State Dept. Tells Congress It Plans to Send $8 Billion in Arms to Israel
The arms transfer could be the final one the Biden administration provides to Israel. President Biden has largely ignored critics of Israel’s war in Gaza who have urged a halt to weapons aid.
The State Department has told Congress that it intends to approve $8 billion in purchases of U.S.-made arms by Israel, the department’s office in charge of arms transfers said on Friday.
It could be the final set of arms transfers to Israel by President Biden, and represents a marker of continued support from the administration to a longtime ally even as the rising death toll in Israel’s war in Gaza has fueled growing opposition within his party to further weapons sales.
The weapons package includes artillery shells, small-diameter bombs, missiles for fighter jets and helicopters, and GPS guidance systems for bombs, according to the informal notification provided to two committees of Congress. Many of the weapons are not for immediate use but instead would go into a manufacturing pipeline, with delivery possibly taking years.

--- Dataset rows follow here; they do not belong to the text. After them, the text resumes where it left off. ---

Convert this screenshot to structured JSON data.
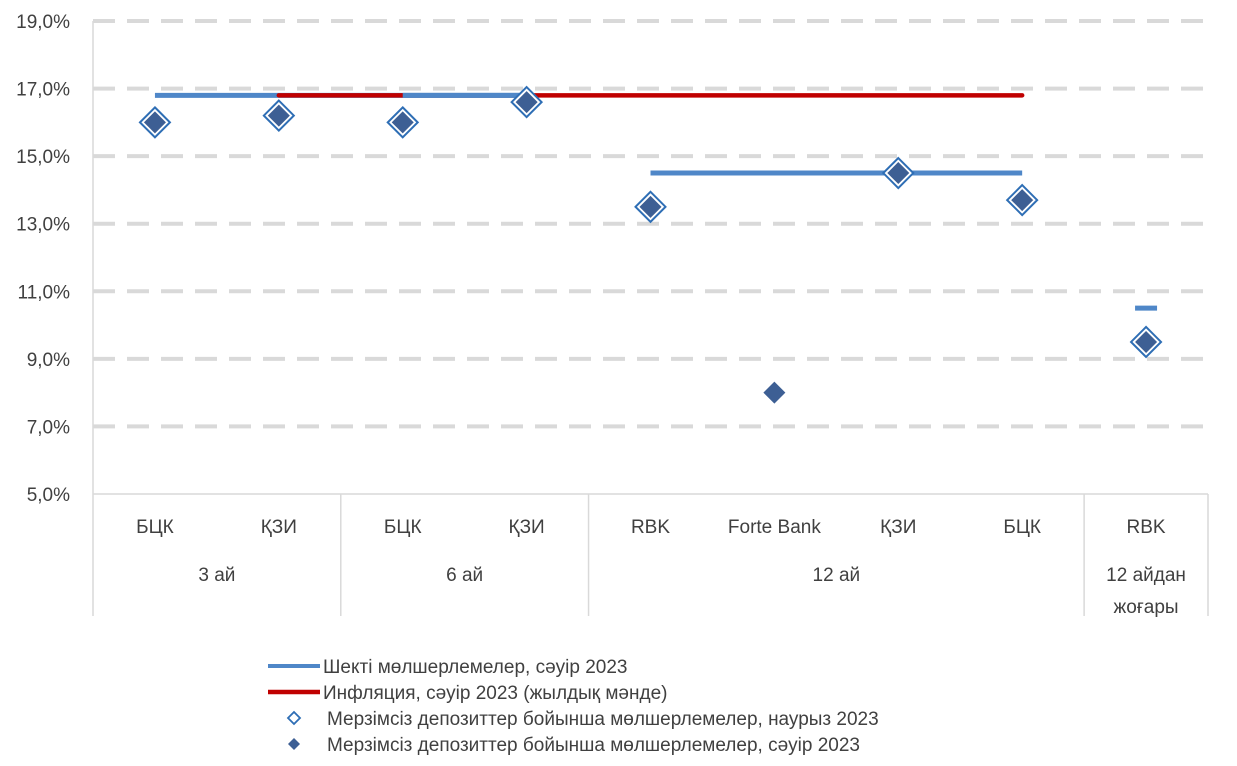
{
  "chart_data": {
    "type": "line",
    "ylim": [
      5,
      19
    ],
    "y_ticks": [
      "5,0%",
      "7,0%",
      "9,0%",
      "11,0%",
      "13,0%",
      "15,0%",
      "17,0%",
      "19,0%"
    ],
    "y_tick_values": [
      5,
      7,
      9,
      11,
      13,
      15,
      17,
      19
    ],
    "categories": [
      "БЦК",
      "ҚЗИ",
      "БЦК",
      "ҚЗИ",
      "RBK",
      "Forte Bank",
      "ҚЗИ",
      "БЦК",
      "RBK"
    ],
    "groups": [
      {
        "label": "3 ай",
        "span": [
          0,
          1
        ]
      },
      {
        "label": "6 ай",
        "span": [
          2,
          3
        ]
      },
      {
        "label": "12 ай",
        "span": [
          4,
          7
        ]
      },
      {
        "label_lines": [
          "12 айдан",
          "жоғары"
        ],
        "span": [
          8,
          8
        ]
      }
    ],
    "grid": true,
    "legend_position": "bottom",
    "series": [
      {
        "name": "Шекті мөлшерлемелер, сәуір 2023",
        "kind": "line",
        "color": "#4F87C8",
        "values": [
          16.8,
          16.8,
          16.8,
          16.8,
          14.5,
          14.5,
          14.5,
          14.5,
          10.5
        ]
      },
      {
        "name": "Инфляция, сәуір 2023 (жылдық мәнде)",
        "kind": "line",
        "color": "#C00000",
        "values": [
          16.8,
          16.8,
          16.8,
          16.8,
          16.8,
          16.8,
          16.8,
          16.8,
          null
        ]
      },
      {
        "name": "Мерзімсіз депозиттер бойынша мөлшерлемелер, наурыз 2023",
        "kind": "marker-open",
        "color": "#2E6EB5",
        "values": [
          16.0,
          16.2,
          16.0,
          16.6,
          13.5,
          null,
          14.5,
          13.7,
          9.5
        ]
      },
      {
        "name": "Мерзімсіз депозиттер бойынша мөлшерлемелер, сәуір 2023",
        "kind": "marker-filled",
        "color": "#3D5F94",
        "values": [
          16.0,
          16.2,
          16.0,
          16.6,
          13.5,
          8.0,
          14.5,
          13.7,
          9.5
        ]
      }
    ]
  }
}
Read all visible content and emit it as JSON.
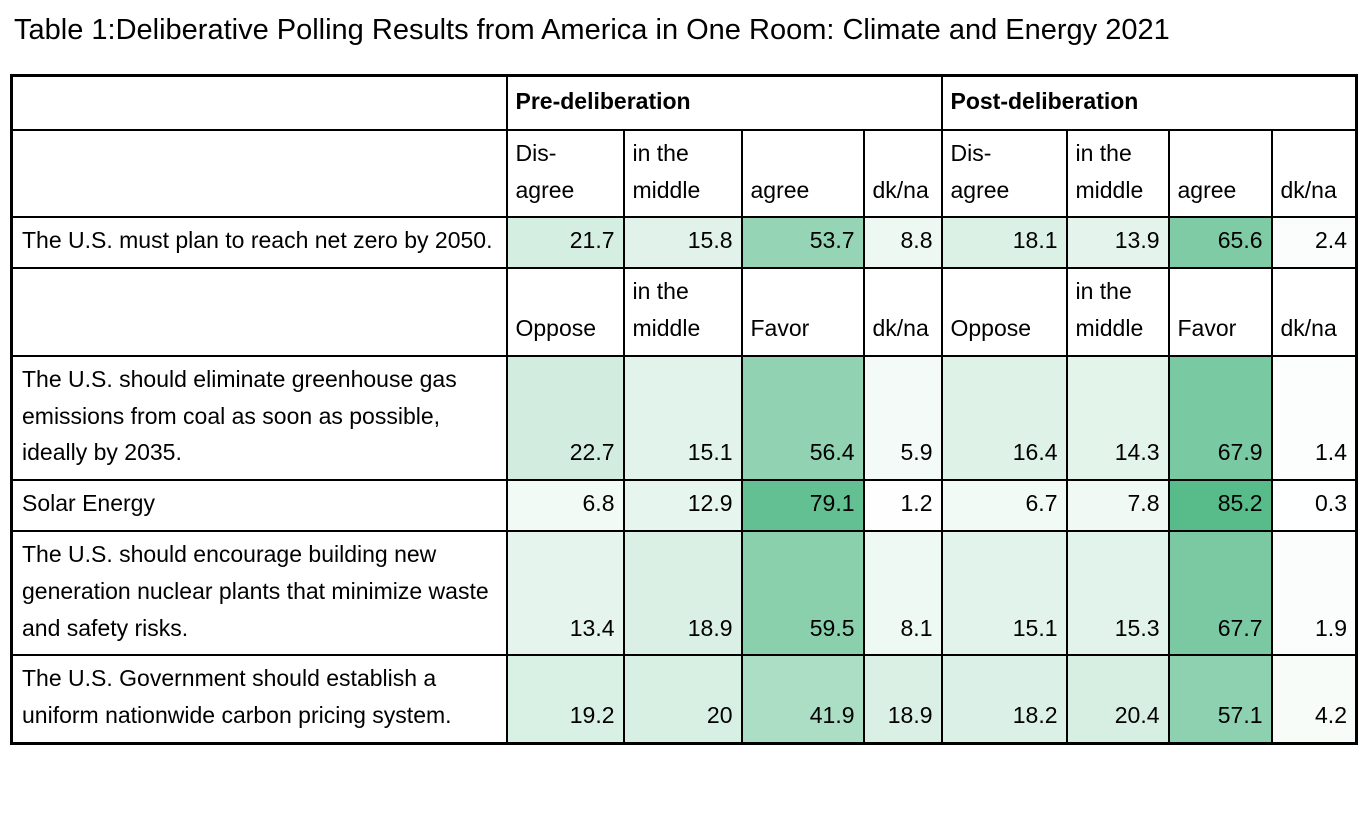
{
  "title": "Table 1:Deliberative Polling Results from America in One Room: Climate and Energy 2021",
  "chart_data": {
    "type": "table",
    "title": "Table 1:Deliberative Polling Results from America in One Room: Climate and Energy 2021",
    "group_headers": [
      "Pre-deliberation",
      "Post-deliberation"
    ],
    "heatmap_scale": {
      "min_value": 0,
      "max_value": 85.2,
      "min_color": "#ffffff",
      "max_color": "#57bb8a",
      "note": "cell background shades from white (low) to green (high percentage)"
    },
    "sections": [
      {
        "column_headers": [
          "Dis-\nagree",
          "in the\nmiddle",
          "agree",
          "dk/na"
        ],
        "rows": [
          {
            "label": "The U.S. must plan to reach net zero by 2050.",
            "pre": [
              21.7,
              15.8,
              53.7,
              8.8
            ],
            "post": [
              18.1,
              13.9,
              65.6,
              2.4
            ]
          }
        ]
      },
      {
        "column_headers": [
          "Oppose",
          "in the\nmiddle",
          "Favor",
          "dk/na"
        ],
        "rows": [
          {
            "label": "The U.S. should eliminate greenhouse gas emissions from coal as soon as possible, ideally by 2035.",
            "pre": [
              22.7,
              15.1,
              56.4,
              5.9
            ],
            "post": [
              16.4,
              14.3,
              67.9,
              1.4
            ]
          },
          {
            "label": "Solar Energy",
            "pre": [
              6.8,
              12.9,
              79.1,
              1.2
            ],
            "post": [
              6.7,
              7.8,
              85.2,
              0.3
            ]
          },
          {
            "label": "The U.S. should encourage building new generation nuclear plants that minimize waste and safety risks.",
            "pre": [
              13.4,
              18.9,
              59.5,
              8.1
            ],
            "post": [
              15.1,
              15.3,
              67.7,
              1.9
            ]
          },
          {
            "label": "The U.S. Government should establish a uniform nationwide carbon pricing system.",
            "pre": [
              19.2,
              20,
              41.9,
              18.9
            ],
            "post": [
              18.2,
              20.4,
              57.1,
              4.2
            ]
          }
        ]
      }
    ]
  }
}
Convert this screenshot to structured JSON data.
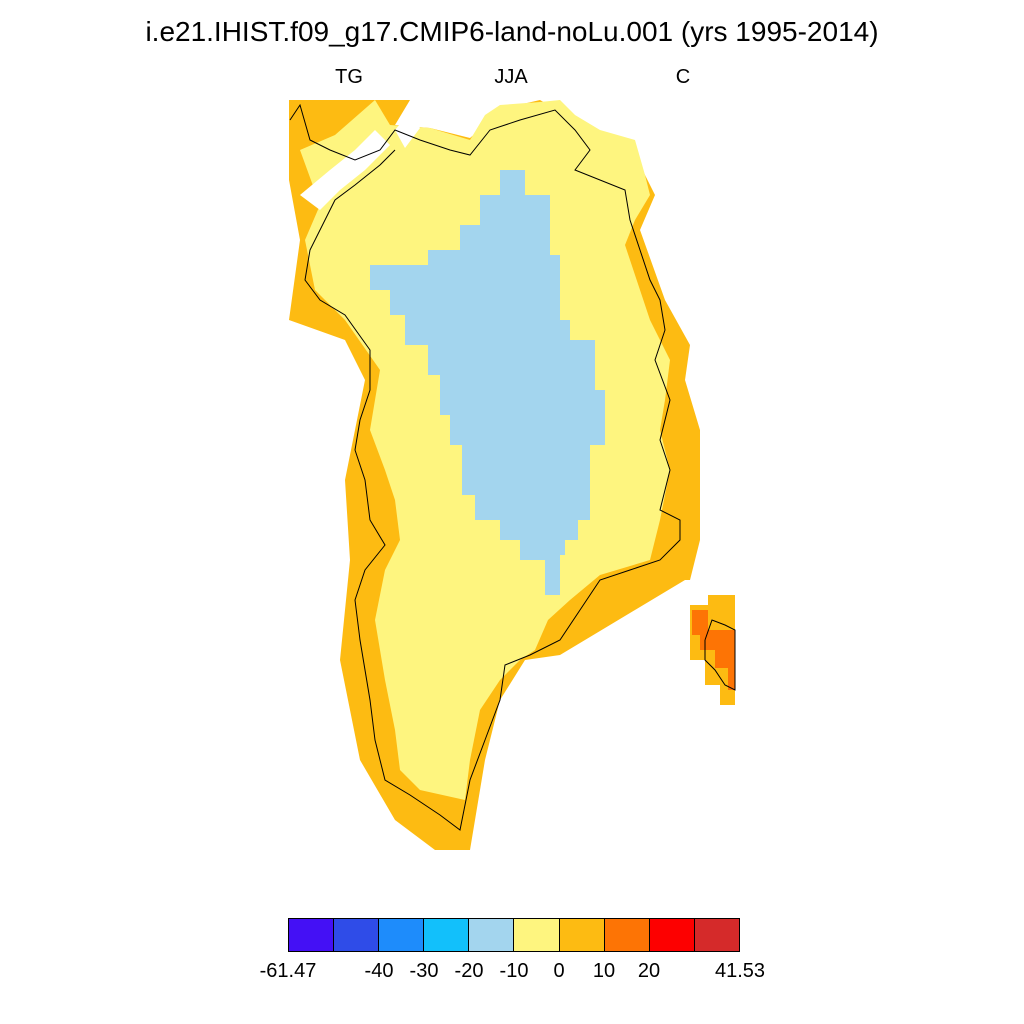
{
  "title": "i.e21.IHIST.f09_g17.CMIP6-land-noLu.001 (yrs 1995-2014)",
  "left_label": "TG",
  "center_label": "JJA",
  "right_label": "C",
  "colorbar": {
    "colors": [
      "#4410f5",
      "#2f4ce8",
      "#1e8cfb",
      "#12c0fb",
      "#a3d5ee",
      "#fef57f",
      "#fdbb12",
      "#fd7405",
      "#fd0000",
      "#d52a2a"
    ],
    "tick_labels": [
      "-61.47",
      "-40",
      "-30",
      "-20",
      "-10",
      "0",
      "10",
      "20",
      "41.53"
    ]
  },
  "map": {
    "region": "Greenland",
    "fill_colors": {
      "minus10_0": "#a3d5ee",
      "0_10": "#fef57f",
      "10_20": "#fdbb12",
      "20_30": "#fd7405"
    }
  }
}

Israel would use money provided by the United States to buy the weapons. The annual aid had been about $3 billion, but Mr. Biden increased that amount after Israel began waging war in Gaza following terrorist attacks by Hamas that left about 1,200 dead on Oct. 7, 2023.
During the informal notification period, the Senate Foreign Relations Committee and the House Foreign Affairs Committee are expected to review the proposed sales and ask questions of the State Department. They can hold up the transfers if they have doubts. The top Democrats on both committees have been more skeptical of arms transfers to Israel, while the top Republicans have quickly granted approval.
Once the four top members grant approval to the State Department, the agency would give formal notification to Congress, which essentially means the proposed sales will go through. Congress would need a two-thirds vote in each house to pass a resolution blocking the sales.